Mr. Limbaugh cites a Sept. 27 report by Jane's Intelligence Digest, wherein he implies that it was President Clinton who had "a distinct lack of political will to resolve the bin Laden problem". I don't disagree with the Digest, but it is my recollection that it was the Republican Congress lacked the political fortitude, as well as the press. For instance:

* Phil Gramm (R-TX) blocked President Clinton's proposal that the Secretary of the Treasury be extended the power to ban foreign nations and banks from all access to American financial markets in the event that they refuse to cooperate in the termination of terrorist cash flows and money laundering investigations.

* President Clinton commissioned the Hart-Rudman report recommending an Office of Homeland Defense, which was all but ignored by the Republican held Congress as well as the Bush administration until after the September 11 atrocities.

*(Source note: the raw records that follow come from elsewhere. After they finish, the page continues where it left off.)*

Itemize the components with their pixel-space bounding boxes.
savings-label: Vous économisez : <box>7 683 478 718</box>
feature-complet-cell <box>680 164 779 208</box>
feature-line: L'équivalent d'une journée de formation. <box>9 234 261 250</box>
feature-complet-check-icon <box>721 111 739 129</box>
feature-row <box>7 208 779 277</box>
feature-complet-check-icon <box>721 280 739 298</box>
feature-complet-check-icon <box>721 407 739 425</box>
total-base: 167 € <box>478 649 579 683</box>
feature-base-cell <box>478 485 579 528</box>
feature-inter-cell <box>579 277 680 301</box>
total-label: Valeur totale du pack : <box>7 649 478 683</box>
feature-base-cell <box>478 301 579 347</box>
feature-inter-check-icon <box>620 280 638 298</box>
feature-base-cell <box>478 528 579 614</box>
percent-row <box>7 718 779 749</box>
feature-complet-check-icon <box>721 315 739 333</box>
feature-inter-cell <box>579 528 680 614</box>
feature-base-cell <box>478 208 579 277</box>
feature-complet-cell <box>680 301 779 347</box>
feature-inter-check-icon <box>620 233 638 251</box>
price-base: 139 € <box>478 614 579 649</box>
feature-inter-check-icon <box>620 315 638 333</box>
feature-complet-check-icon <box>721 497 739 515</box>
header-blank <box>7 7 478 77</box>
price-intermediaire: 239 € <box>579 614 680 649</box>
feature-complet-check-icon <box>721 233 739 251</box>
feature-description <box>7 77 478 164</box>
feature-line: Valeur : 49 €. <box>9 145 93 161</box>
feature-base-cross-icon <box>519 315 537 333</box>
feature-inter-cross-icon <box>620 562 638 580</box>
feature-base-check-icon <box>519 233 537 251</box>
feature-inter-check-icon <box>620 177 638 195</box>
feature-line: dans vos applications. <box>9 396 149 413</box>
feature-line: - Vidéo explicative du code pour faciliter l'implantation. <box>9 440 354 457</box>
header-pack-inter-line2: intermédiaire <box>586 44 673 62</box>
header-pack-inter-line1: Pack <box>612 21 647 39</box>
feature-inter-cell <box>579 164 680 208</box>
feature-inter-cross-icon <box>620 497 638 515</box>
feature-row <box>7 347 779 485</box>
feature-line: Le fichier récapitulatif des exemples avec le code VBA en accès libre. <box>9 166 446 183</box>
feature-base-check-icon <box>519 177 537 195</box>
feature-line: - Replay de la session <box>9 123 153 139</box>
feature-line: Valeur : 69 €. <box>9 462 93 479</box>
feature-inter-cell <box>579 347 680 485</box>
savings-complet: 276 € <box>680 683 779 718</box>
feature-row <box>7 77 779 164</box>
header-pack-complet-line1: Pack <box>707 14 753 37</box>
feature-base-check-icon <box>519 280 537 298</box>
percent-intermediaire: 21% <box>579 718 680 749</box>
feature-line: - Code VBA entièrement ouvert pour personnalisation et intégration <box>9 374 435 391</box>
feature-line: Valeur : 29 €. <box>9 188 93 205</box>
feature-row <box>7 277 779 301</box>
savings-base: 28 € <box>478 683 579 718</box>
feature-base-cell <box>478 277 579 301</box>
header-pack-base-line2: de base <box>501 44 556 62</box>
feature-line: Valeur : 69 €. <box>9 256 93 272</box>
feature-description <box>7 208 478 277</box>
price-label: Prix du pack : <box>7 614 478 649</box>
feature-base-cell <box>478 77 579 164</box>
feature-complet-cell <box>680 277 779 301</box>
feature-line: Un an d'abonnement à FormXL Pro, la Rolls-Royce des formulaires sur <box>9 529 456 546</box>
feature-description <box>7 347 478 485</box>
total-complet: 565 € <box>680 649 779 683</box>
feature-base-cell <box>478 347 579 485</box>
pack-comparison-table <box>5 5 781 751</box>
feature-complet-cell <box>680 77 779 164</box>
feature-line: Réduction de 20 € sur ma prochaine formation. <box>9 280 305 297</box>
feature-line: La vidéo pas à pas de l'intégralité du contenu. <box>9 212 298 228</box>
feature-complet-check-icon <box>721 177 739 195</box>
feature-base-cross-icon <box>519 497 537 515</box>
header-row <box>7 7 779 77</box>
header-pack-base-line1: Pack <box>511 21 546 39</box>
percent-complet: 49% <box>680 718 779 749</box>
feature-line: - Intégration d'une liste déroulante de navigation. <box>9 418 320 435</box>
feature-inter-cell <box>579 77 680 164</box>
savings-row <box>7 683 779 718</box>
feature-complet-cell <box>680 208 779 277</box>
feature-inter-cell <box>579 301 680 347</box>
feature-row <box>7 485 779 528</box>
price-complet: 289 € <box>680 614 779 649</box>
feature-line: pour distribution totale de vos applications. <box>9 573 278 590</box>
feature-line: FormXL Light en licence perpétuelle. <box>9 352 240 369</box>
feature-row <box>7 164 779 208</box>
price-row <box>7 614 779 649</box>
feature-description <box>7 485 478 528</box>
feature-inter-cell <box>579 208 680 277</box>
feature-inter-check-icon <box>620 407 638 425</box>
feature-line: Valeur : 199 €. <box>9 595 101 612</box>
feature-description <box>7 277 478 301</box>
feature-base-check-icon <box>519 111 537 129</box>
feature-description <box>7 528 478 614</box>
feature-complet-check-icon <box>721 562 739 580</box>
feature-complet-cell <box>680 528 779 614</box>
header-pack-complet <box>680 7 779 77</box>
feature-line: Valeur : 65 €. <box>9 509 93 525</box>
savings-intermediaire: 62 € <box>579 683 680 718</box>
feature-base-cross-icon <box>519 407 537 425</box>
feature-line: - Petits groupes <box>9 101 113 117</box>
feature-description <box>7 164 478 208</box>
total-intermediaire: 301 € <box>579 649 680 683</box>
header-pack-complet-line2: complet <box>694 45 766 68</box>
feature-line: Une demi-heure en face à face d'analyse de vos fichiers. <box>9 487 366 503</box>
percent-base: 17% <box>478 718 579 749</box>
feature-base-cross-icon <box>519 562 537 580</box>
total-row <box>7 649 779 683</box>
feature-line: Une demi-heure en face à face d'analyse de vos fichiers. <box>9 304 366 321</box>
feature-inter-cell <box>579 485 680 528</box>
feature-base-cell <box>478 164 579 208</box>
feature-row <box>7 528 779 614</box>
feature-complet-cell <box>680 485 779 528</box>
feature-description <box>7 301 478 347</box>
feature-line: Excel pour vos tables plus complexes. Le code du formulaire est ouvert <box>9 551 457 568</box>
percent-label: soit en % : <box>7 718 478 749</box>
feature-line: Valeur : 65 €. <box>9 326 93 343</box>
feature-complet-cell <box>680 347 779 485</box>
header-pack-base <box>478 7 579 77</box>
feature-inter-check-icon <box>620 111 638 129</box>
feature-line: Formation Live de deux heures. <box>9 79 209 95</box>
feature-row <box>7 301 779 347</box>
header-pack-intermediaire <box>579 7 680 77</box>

* President Clinton initiated the "White House Commission on Aviation Safety and Security" report, which was headed up and delivered by vice-president Gore to Congress. The Republican-controlled Congress successfully muzzled it as a direct result of aggressive lobbying by the airline industry.

All the while the press covered everything except Clinton's efforts, ranging from the phony stories about Clinton's looting the White House and pillaging the Air Force One to the all-consuming Gary and Chandra show.

By the way, Mr. Limbaugh's Op Ed piece also missed the fact that President Clinton arranged for the CIA to train over fifty members of Pakistani intelligence to kill or capture bin Laden, and they might well have pulled it off if General Musharraf hadn't overthrown Pakistani Prime Minister Sharif.

So, if we're to learn from any past mistakes, maybe we ought to remember that bin Laden was tooled-up and trained into terrorism by the Reagan/Bush CIA in 1979.

Nor should we forget that it was a Reagan/Bush-steered CIA that provided the plastic explosive Semtex to the Mujeheddin, which bin Laden's terrorists used to destroy the two American embassies in Africa in 1988.

Of course it was the same Reagan/ Bush administration that had armed Saddam Hussein's military during it's protracted war with Iran, and also Noriega in Panama as well.

Lest I be accused of being unpatriotic or overly partisan, I'd like to point out that a good portion of the original Reagan/ Bush team came back with the present administration. So by now they should really be experienced with this terrorism thing.

However, the most recent issue of Jane's Intelligence Review reported that Moscow's Permanent Mission at the United Nations "submitted an unprecedentedly detailed report" to the UN Security Council six months before the American atrocities. According to the Review's editor Alex Standish, the attacks of September 11 were less of an American intelligence failure, but rather more the result of US inaction based on "a political decision not to act against Bin Laden". That's right, according to Limbaugh's own source; the events of 9/11 were mostly the result of the Bush administration's POLITICAL DECISION TO NOT ACT AGAINST BIN LADEN(!)*

So what might be gleaned from all this "remembrances" of past "mistakes"? Well, if anything, that the right wing's obsessions feed the press' tabloid mentality. And that both are every bit as irresponsible as the present administration.

The Wall Street Journal must have decided to publish his rant for approximately the same reason that Mr. Limbaugh wrote it - both to cover their own culpability in these matters.